Issue 17302

Flag names with UTF garbage as doubtful

17302
Reporter: mdoering
Type: Improvement
Summary: Flag names with UTF garbage as doubtful
Priority: Major
Status: Open
Created: 2015-02-23 10:08:32.988
Updated: 2016-02-05 17:44:46.445
        
Description: There are some names in our backbone (e.g. Adiantum confine Fée) that have utf8 garbaged authors. It would be good to detect that and either try to not use any author, repair them by trying to correctly apply UTF8 encodings or the easiest use an authorship from a different backbone source that also treats that name

http://www.gbif.org/species/3748123]]>
    


Author: mblissett
Created: 2016-02-05 17:44:46.445
Updated: 2016-02-05 17:44:46.445
        
I noticed some of these in Catalogue of Life.

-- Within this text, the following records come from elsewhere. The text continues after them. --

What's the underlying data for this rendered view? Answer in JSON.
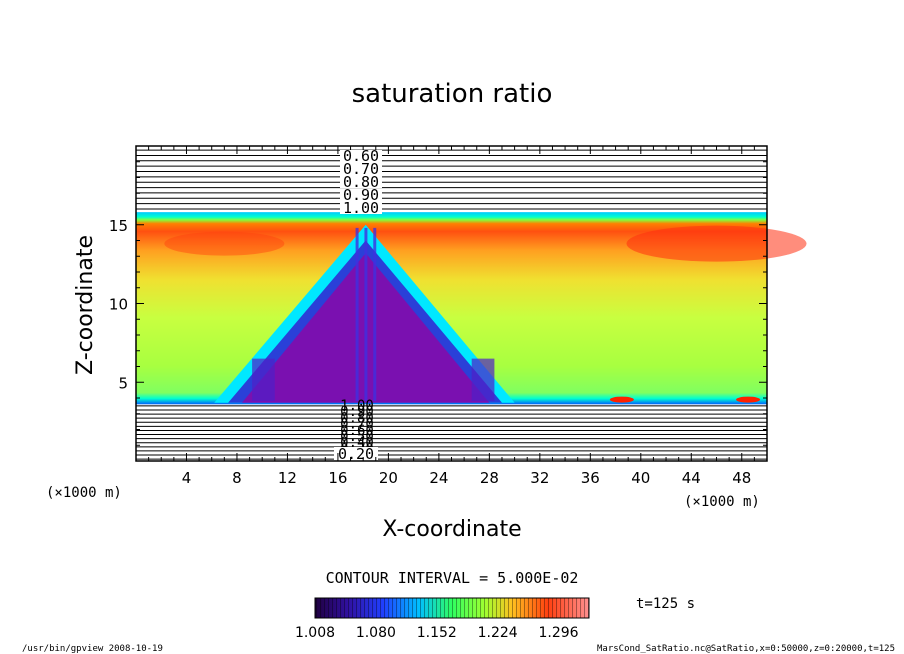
{
  "chart_data": {
    "type": "heatmap",
    "title": "saturation ratio",
    "xlabel": "X-coordinate",
    "ylabel": "Z-coordinate",
    "x_unit": "(×1000 m)",
    "z_unit": "(×1000 m)",
    "xlim": [
      0,
      50
    ],
    "ylim": [
      0,
      20
    ],
    "x_ticks": [
      "4",
      "8",
      "12",
      "16",
      "20",
      "24",
      "28",
      "32",
      "36",
      "40",
      "44",
      "48"
    ],
    "y_ticks": [
      "5",
      "10",
      "15"
    ],
    "upper_contour_labels": [
      "0.60",
      "0.70",
      "0.80",
      "0.90",
      "1.00"
    ],
    "lower_contour_labels": [
      "1.00",
      "0.90",
      "0.80",
      "0.70",
      "0.60",
      "0.50",
      "0.40",
      "0.30",
      "0.20"
    ],
    "contour_interval": "CONTOUR INTERVAL = 5.000E-02",
    "time_label": "t=125 s",
    "colorbar": {
      "range": [
        1.008,
        1.332
      ],
      "tick_labels": [
        "1.008",
        "1.080",
        "1.152",
        "1.224",
        "1.296"
      ]
    },
    "saturated_layer": [
      3.6,
      15.8
    ],
    "footer_left": "/usr/bin/gpview   2008-10-19",
    "footer_right": "MarsCond_SatRatio.nc@SatRatio,x=0:50000,z=0:20000,t=125"
  }
}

Some errors can be corrected:

{{echo Bân | iconv -f utf-8 -t iso-8859-1 | iconv -f utf-8}}
{{Bân}}

It happened because UTF-8 was treated as ISO-8859-1:

{{echo â | iconv -f iso-8859-1}}
{{Bân}}

although {{Keßler}} in the same dataset cannot, I think the ß became some invalid character.

But maybe this kind of fix belongs higher up the chain.